LONDON (Reuters) - Global equity markets surged and the dollar hit a nine-year high on Thursday, lifted by the Federal Reserve’s confidence in the U.S. economy and hopes of aggressive new stimulus in Europe.
Stocks on Wall Street rose 1.8 percent and European stocks jumped nearly 3 percent as investors set aside fears from a few days ago that tumbling oil prices point to a global slowdown.
Brent oil fell and U.S. crude traded flat, while prices for U.S. and German government debt fell on growing speculation the European Central Bank will launch a bond-buying program to combat slowing economic growth.
Stocks on Wednesday had snapped a five-day losing streak after strong private sector jobs data and as minutes from the most recent Federal Reserve meeting reassured investors the U.S. central bank was in no hurry to start raising interest rates.
In the latest sign of a strong U.S. economy, the number of Americans filing new claims for unemployment benefits fell last week and job cuts declined sharply in December, suggesting a tightening labor market.
In Europe, ECB President Mario Draghi said the bank’s Governing Council stands ready to take unconventional measures if needed to stem a prolonged period of low inflation.
Coupled with the Fed’s apparent conclusion that a global deflation threat and potential turmoil from plunging oil prices will not derail the U.S. recovery, stocks rose.
“The decline in the price in oil, sure it spoke volumes about potential headwinds for the global economy,” said Andrew Wilkinson, chief market strategist at Interactive Brokers LLC in Greenwich, Connecticut. “But it seems as ever investors are more optimistic about the likely response from global central banks and that turned confidence around.”
MSCI’s all-country world stock index rose 1.93 percent, while the FTSEurofirst 300 index of top European shares surged 2.87 percent to close at 1,368.37. The German, French and Italian stock market indexes each rose more than 3 percent.
On Wall Street, the Dow Jones industrial average closed up 323.35 points, or 1.84 percent, to 17,907.87. The S&P 500 gained 36.22 points, or 1.79 percent, to 2,062.14 and the Nasdaq Composite added 85.72 points, or 1.84 percent, to 4,736.19.
A slump in German industrial orders in November and a drop in euro zone consumer inflation expectations reinforced bearish views of the euro as the U.S. data also helped push the single currency to a nine-year low, for a fifth day of losses.
The euro fell to $1.17540, its lowest since December 2005, on the EBS trading platform, and last traded at $1.1789, a 0.41 percent decline.
The euro’s weakness kept the dollar index at nine-year highs. Against the yen, the dollar climbed to 119.65 yen, up 0.34 percent.

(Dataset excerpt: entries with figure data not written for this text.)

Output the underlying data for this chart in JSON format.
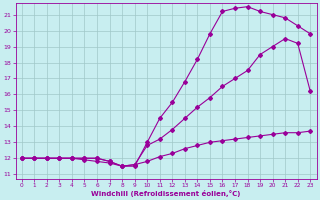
{
  "xlabel": "Windchill (Refroidissement éolien,°C)",
  "xlim": [
    -0.5,
    23.5
  ],
  "ylim": [
    10.7,
    21.7
  ],
  "yticks": [
    11,
    12,
    13,
    14,
    15,
    16,
    17,
    18,
    19,
    20,
    21
  ],
  "xticks": [
    0,
    1,
    2,
    3,
    4,
    5,
    6,
    7,
    8,
    9,
    10,
    11,
    12,
    13,
    14,
    15,
    16,
    17,
    18,
    19,
    20,
    21,
    22,
    23
  ],
  "bg_color": "#c8eef0",
  "line_color": "#990099",
  "grid_color": "#a0c8c8",
  "line1_x": [
    0,
    1,
    2,
    3,
    4,
    5,
    6,
    7,
    8,
    9,
    10,
    11,
    12,
    13,
    14,
    15,
    16,
    17,
    18,
    19,
    20,
    21,
    22,
    23
  ],
  "line1_y": [
    12,
    12,
    12,
    12,
    12,
    12,
    12,
    11.8,
    11.5,
    11.6,
    11.8,
    12.1,
    12.3,
    12.6,
    12.8,
    13.0,
    13.1,
    13.2,
    13.3,
    13.4,
    13.5,
    13.6,
    13.6,
    13.7
  ],
  "line2_x": [
    0,
    1,
    2,
    3,
    4,
    5,
    6,
    7,
    8,
    9,
    10,
    11,
    12,
    13,
    14,
    15,
    16,
    17,
    18,
    19,
    20,
    21,
    22,
    23
  ],
  "line2_y": [
    12,
    12,
    12,
    12,
    12,
    11.9,
    11.8,
    11.7,
    11.5,
    11.6,
    12.8,
    13.2,
    13.8,
    14.5,
    15.2,
    15.8,
    16.5,
    17.0,
    17.5,
    18.5,
    19.0,
    19.5,
    19.2,
    16.2
  ],
  "line3_x": [
    0,
    1,
    2,
    3,
    4,
    5,
    6,
    7,
    8,
    9,
    10,
    11,
    12,
    13,
    14,
    15,
    16,
    17,
    18,
    19,
    20,
    21,
    22,
    23
  ],
  "line3_y": [
    12,
    12,
    12,
    12,
    12,
    12,
    12,
    11.8,
    11.5,
    11.5,
    13.0,
    14.5,
    15.5,
    16.8,
    18.2,
    19.8,
    21.2,
    21.4,
    21.5,
    21.2,
    21.0,
    20.8,
    20.3,
    19.8
  ],
  "marker": "D",
  "marker_size": 2.0,
  "linewidth": 0.8
}
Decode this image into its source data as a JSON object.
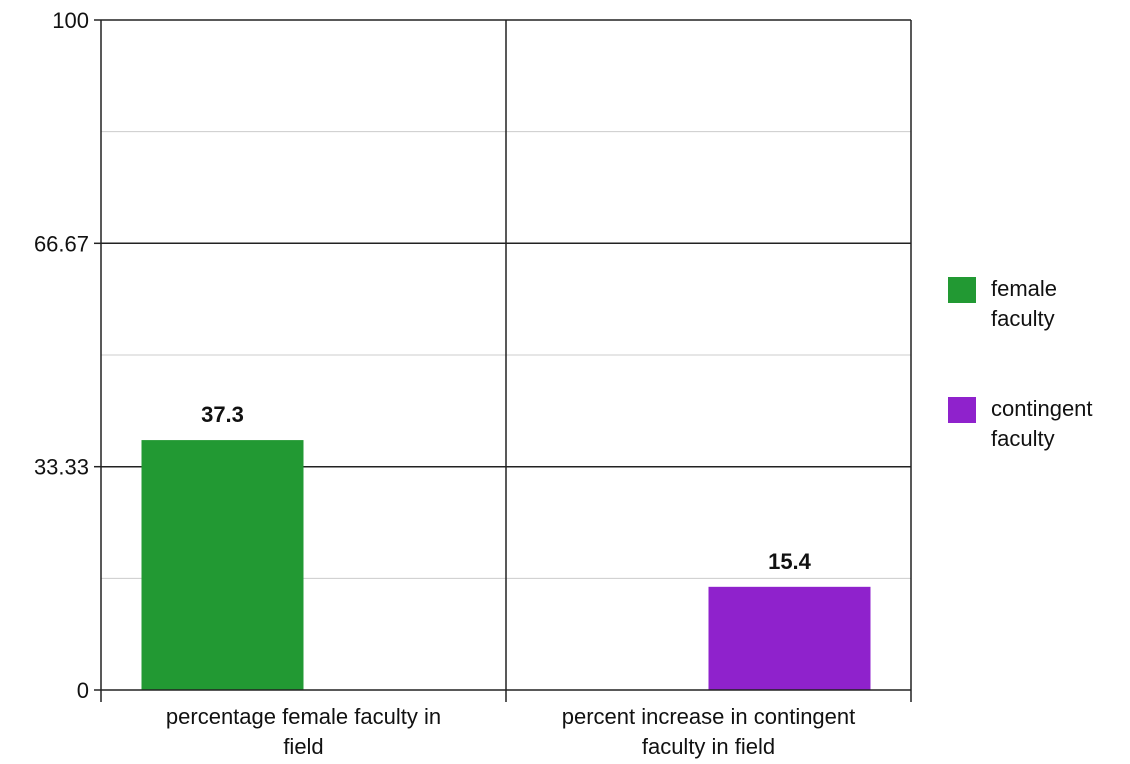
{
  "chart_data": {
    "type": "bar",
    "categories": [
      [
        "percentage female faculty in",
        "field"
      ],
      [
        "percent increase in contingent",
        "faculty in field"
      ]
    ],
    "series": [
      {
        "name": "female faculty",
        "legend_lines": [
          "female",
          "faculty"
        ],
        "color": "#229933",
        "values": [
          37.3,
          null
        ]
      },
      {
        "name": "contingent faculty",
        "legend_lines": [
          "contingent",
          "faculty"
        ],
        "color": "#8f22cc",
        "values": [
          null,
          15.4
        ]
      }
    ],
    "ylim": [
      0,
      100
    ],
    "yticks": [
      "0",
      "33.33",
      "66.67",
      "100"
    ],
    "minor_gridlines": true,
    "legend_position": "right",
    "title": "",
    "xlabel": "",
    "ylabel": ""
  }
}
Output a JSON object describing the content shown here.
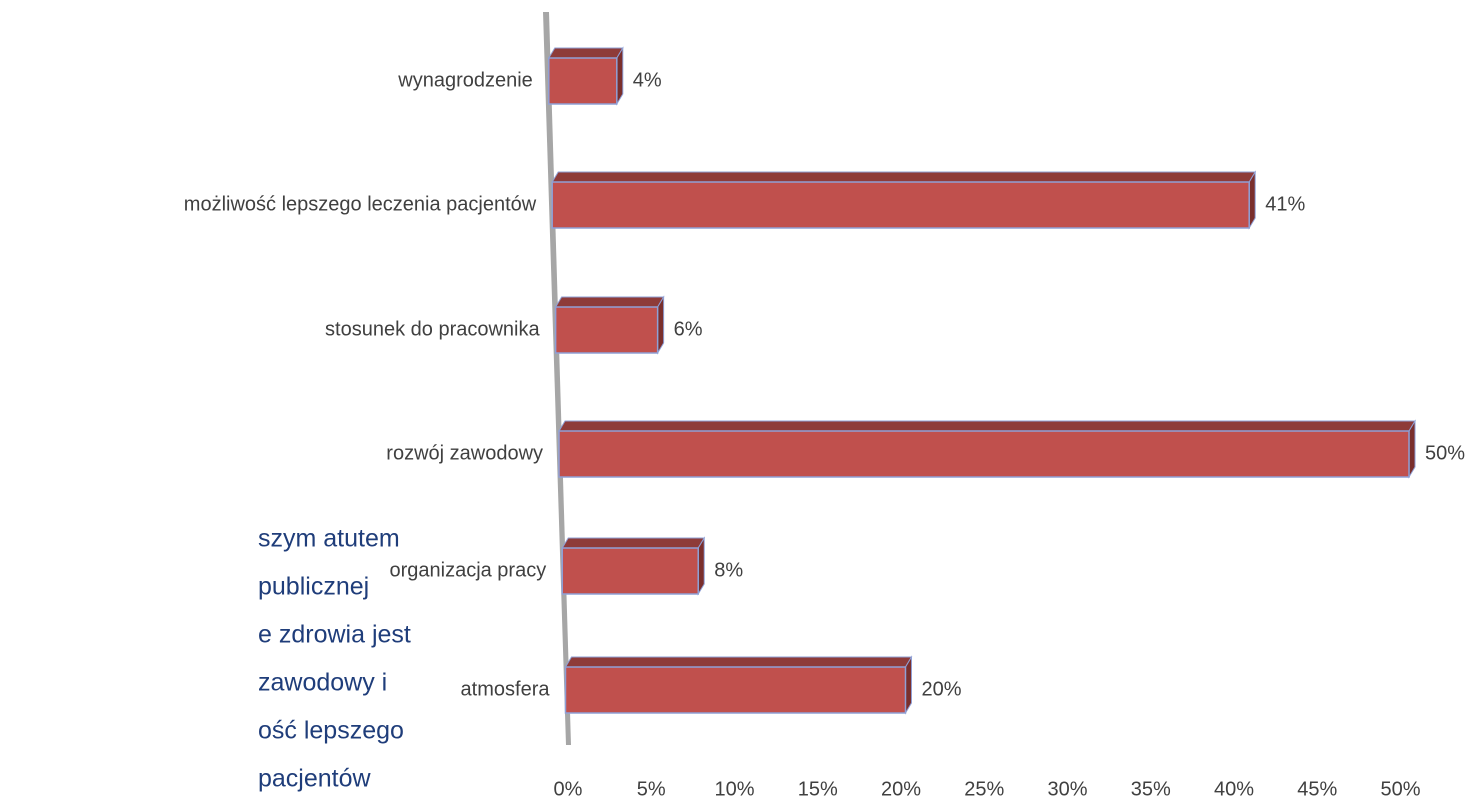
{
  "chart_data": {
    "type": "bar3d_horizontal",
    "categories": [
      "wynagrodzenie",
      "możliwość lepszego leczenia pacjentów",
      "stosunek do pracownika",
      "rozwój zawodowy",
      "organizacja pracy",
      "atmosfera"
    ],
    "values": [
      4,
      41,
      6,
      50,
      8,
      20
    ],
    "value_labels": [
      "4%",
      "41%",
      "6%",
      "50%",
      "8%",
      "20%"
    ],
    "color": "#c0504d",
    "xlim": [
      0,
      50
    ],
    "xticks": [
      {
        "value": 0,
        "label": "0%"
      },
      {
        "value": 5,
        "label": "5%"
      },
      {
        "value": 10,
        "label": "10%"
      },
      {
        "value": 15,
        "label": "15%"
      },
      {
        "value": 20,
        "label": "20%"
      },
      {
        "value": 25,
        "label": "25%"
      },
      {
        "value": 30,
        "label": "30%"
      },
      {
        "value": 35,
        "label": "35%"
      },
      {
        "value": 40,
        "label": "40%"
      },
      {
        "value": 45,
        "label": "45%"
      },
      {
        "value": 50,
        "label": "50%"
      }
    ],
    "annotation_lines": [
      "szym atutem",
      "publicznej",
      "e zdrowia jest",
      "zawodowy i",
      "ość lepszego",
      "pacjentów"
    ]
  }
}
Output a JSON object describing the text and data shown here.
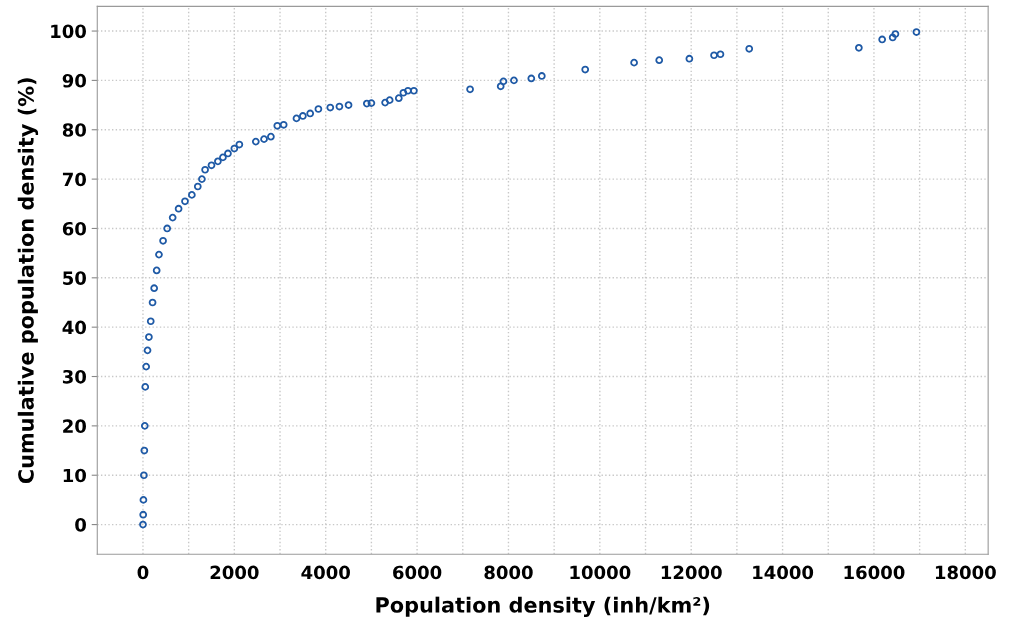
{
  "chart_data": {
    "type": "scatter",
    "xlabel": "Population density (inh/km²)",
    "ylabel": "Cumulative population density (%)",
    "xlim": [
      -1000,
      18500
    ],
    "ylim": [
      -6,
      105
    ],
    "xticks": [
      0,
      {
        "value": 1000,
        "label": null
      },
      2000,
      {
        "value": 3000,
        "label": null
      },
      4000,
      {
        "value": 5000,
        "label": null
      },
      6000,
      {
        "value": 7000,
        "label": null
      },
      8000,
      {
        "value": 9000,
        "label": null
      },
      10000,
      {
        "value": 11000,
        "label": null
      },
      12000,
      {
        "value": 13000,
        "label": null
      },
      14000,
      {
        "value": 15000,
        "label": null
      },
      16000,
      {
        "value": 17000,
        "label": null
      },
      18000
    ],
    "yticks": [
      0,
      10,
      20,
      30,
      40,
      50,
      60,
      70,
      80,
      90,
      100
    ],
    "grid": true,
    "marker": "circle",
    "series": [
      {
        "color": "#1f5aa6",
        "x": [
          0,
          5,
          10,
          20,
          30,
          40,
          50,
          70,
          100,
          130,
          170,
          210,
          245,
          300,
          350,
          440,
          530,
          650,
          780,
          920,
          1070,
          1200,
          1290,
          1360,
          1500,
          1640,
          1750,
          1860,
          2000,
          2110,
          2470,
          2650,
          2800,
          2940,
          3080,
          3360,
          3500,
          3660,
          3840,
          4100,
          4300,
          4500,
          4900,
          5000,
          5300,
          5400,
          5600,
          5700,
          5800,
          5930,
          7160,
          7830,
          7890,
          8120,
          8500,
          8730,
          9680,
          10750,
          11300,
          11960,
          12500,
          12640,
          13270,
          15670,
          16180,
          16410,
          16470,
          16930
        ],
        "values": [
          0,
          2,
          5,
          10,
          15,
          20,
          27.9,
          32,
          35.3,
          38,
          41.2,
          45,
          47.9,
          51.5,
          54.7,
          57.5,
          60,
          62.2,
          64,
          65.5,
          66.8,
          68.5,
          70,
          71.9,
          72.8,
          73.6,
          74.4,
          75.2,
          76.2,
          77,
          77.6,
          78.1,
          78.6,
          80.8,
          81,
          82.3,
          82.8,
          83.3,
          84.2,
          84.5,
          84.7,
          85,
          85.3,
          85.4,
          85.5,
          86,
          86.4,
          87.5,
          87.9,
          87.9,
          88.2,
          88.8,
          89.8,
          90.0,
          90.4,
          90.9,
          92.2,
          93.6,
          94.1,
          94.4,
          95.1,
          95.3,
          96.4,
          96.6,
          98.3,
          98.7,
          99.4,
          99.8
        ]
      }
    ]
  }
}
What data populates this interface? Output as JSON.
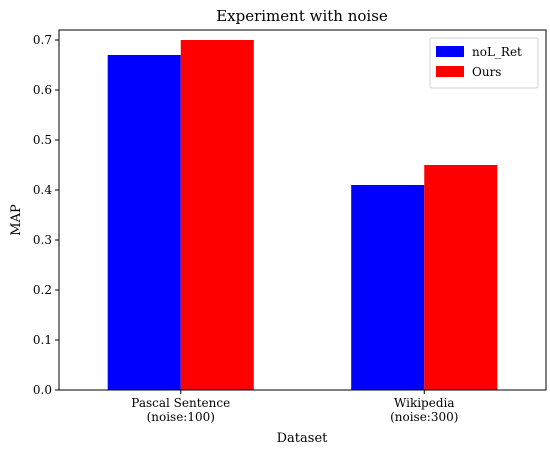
{
  "chart_data": {
    "type": "bar",
    "title": "Experiment with noise",
    "xlabel": "Dataset",
    "ylabel": "MAP",
    "categories": [
      [
        "Pascal Sentence",
        "(noise:100)"
      ],
      [
        "Wikipedia",
        "(noise:300)"
      ]
    ],
    "series": [
      {
        "name": "noL_Ret",
        "color": "#0000ff",
        "values": [
          0.67,
          0.41
        ]
      },
      {
        "name": "Ours",
        "color": "#ff0000",
        "values": [
          0.7,
          0.45
        ]
      }
    ],
    "ylim": [
      0,
      0.72
    ],
    "yticks": [
      0.0,
      0.1,
      0.2,
      0.3,
      0.4,
      0.5,
      0.6,
      0.7
    ],
    "ytick_labels": [
      "0.0",
      "0.1",
      "0.2",
      "0.3",
      "0.4",
      "0.5",
      "0.6",
      "0.7"
    ],
    "legend_position": "top-right",
    "grid": false
  }
}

Global benchmark Brent oil fell below $51 a barrel as bulls and bears searched for a floor to the prolonged rout.
Brent crude fell 19 cents to settle at $50.96 a barrel. U.S. crude rose 14 cents to settle at $48.79 a barrel.
“There is selling fatigue and that’s why you’re seeing some short covering,” said John Kilduff, partner at New York energy hedge fund Again Capital. “There are lots of folks out there still looking for a bottom. This thing is not over yet. Not by a long shot.”
U.S. Treasury debt prices declined as Wall Street rallied and U.S. oil prices steadied, and on the expectations for an ECB bond-buying program.
Prices of benchmark 10-year Treasuries were off 18/32 to yield 2.0161 percent, after dipping below the 2 percent level on Tuesday for the first time since October.
The yield on the German 10-year bund rose to 0.512 percent.
“What’s going on in Treasuries has nothing to do with what is going on in the U.S. and everything to do with what is going on in Europe and with what is going on in the energy complex,” said Eric Green, head of U.S. rates and economic research at TD Securities in New York.